Ich bin heute zum ersten Mal hier, großartig, das über Paradigma GROßARTIG und einiges mehr so gut, dass ich es fast nicht glauben konnte …
Jetzt platze ich aber mit der Tür ins Haus:
Emergenz ist das, was „rubicon“ sagte, die Definition von „soffisticated“ ist mir total fremd
????
aber wirklich!
Nun ja, die Formulierung von Definitionen überlasse ich gern den dafür zuständigen Systemtheoretikern. Mir ging es eher darum zu motivieren aus welchen Gründen emergente Prozesse entstehen können. Von daher ist die Bemerkung über die Notwendigkeit von Emergenz hinsichtlich der Funktionsweise von Gesellschaften, die (weit) über der Dunbar-Zahl liegen dahingehend zu verstehen, daß das ‚face-to-face‘-Tauschmodell, in dem eine abstrakte Form der Kompensation weder nötig noch üblich ist Anlaß genug ist, diese abstrakte Operationsweise als emergente Erscheinung zu verstehen. Dies ist ja auch der Grund dafür, daß es jenseits von Stammesgesellschaften einer anderen Koordinationsweise bedarf, welche dann auch folgerichtig ein anderes Paradigma der Funktionsweise erfordert. Überspitzt gesagt versucht die Neoklassik incl. aller Mathematisierungen eine „große“ Gesellschaft immer noch mit den Regeln von Stammesgesellschaften zu analysieren. Man braucht ja nicht lange darüber nachzudenken, um zu erkennen, daß das schief gehen muß. Die Tatsache, daß bis heute versucht wird diesen Umstand mit einer Pseudo-Individualfreiheit zu vermystifizieren, um sich den eigenen Defiziten nicht stellen zu müssen, macht dann die Fruchtlosigkeit der meisten modernen Theorien über Ökonomie erst richtig deutlich.

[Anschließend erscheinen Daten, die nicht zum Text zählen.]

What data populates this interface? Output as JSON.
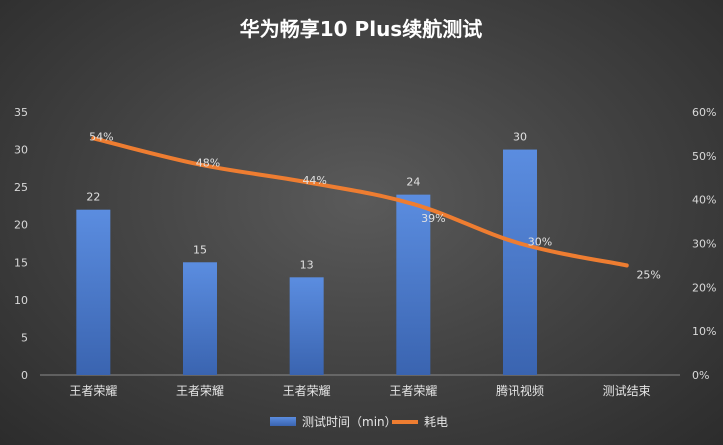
{
  "chart_data": {
    "type": "bar",
    "title": "华为畅享10 Plus续航测试",
    "categories": [
      "王者荣耀",
      "王者荣耀",
      "王者荣耀",
      "王者荣耀",
      "腾讯视频",
      "测试结束"
    ],
    "series": [
      {
        "name": "测试时间（min）",
        "type": "bar",
        "axis": "left",
        "values": [
          22,
          15,
          13,
          24,
          30,
          null
        ],
        "labels": [
          "22",
          "15",
          "13",
          "24",
          "30",
          ""
        ]
      },
      {
        "name": "耗电",
        "type": "line",
        "axis": "right",
        "values": [
          54,
          48,
          44,
          39,
          30,
          25
        ],
        "labels": [
          "54%",
          "48%",
          "44%",
          "39%",
          "30%",
          "25%"
        ]
      }
    ],
    "y_left": {
      "ylim": [
        0,
        35
      ],
      "ticks": [
        "0",
        "5",
        "10",
        "15",
        "20",
        "25",
        "30",
        "35"
      ]
    },
    "y_right": {
      "ylim": [
        0,
        60
      ],
      "ticks": [
        "0%",
        "10%",
        "20%",
        "30%",
        "40%",
        "50%",
        "60%"
      ]
    },
    "grid": false,
    "legend_position": "bottom",
    "colors": {
      "bar": "#4a78c8",
      "bar_light": "#5b8de0",
      "line": "#ee7d31",
      "background": "#404040"
    }
  }
}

Ich spreche/sage partikel-mechanische Welt/Paradigma
Dieses Paradigma ist in der Physik vor einem Jahrhudnert gestorben – für immer.
In der Tat fährt die individualistische partikel-mechanische Logik gegen die Wand.
– Die Individuen maximieren Nutzen, keinem fällt ein, sich zu verbünden um die anderen auszunutzen (A. Smith hat dies richtig gesehen)
– Die Arbeitsteilung schreitet voran, die Wirtschaft sollte trozrdem atomistisch aufgebaut sein (Smith war da zu naiv, es muss zu Monopolen kommen, Marx hat es richtig gesehen)
Der Vater der Kybernetik N. Wiener
Start für neue Entwicklungen :
Ich würde Dich bitten, derartige Trottelnummern woanders zu posten.
Immerhin: ich habe den ersten Reflex, diesen Schwachsinn zu löschen, unterdrückt.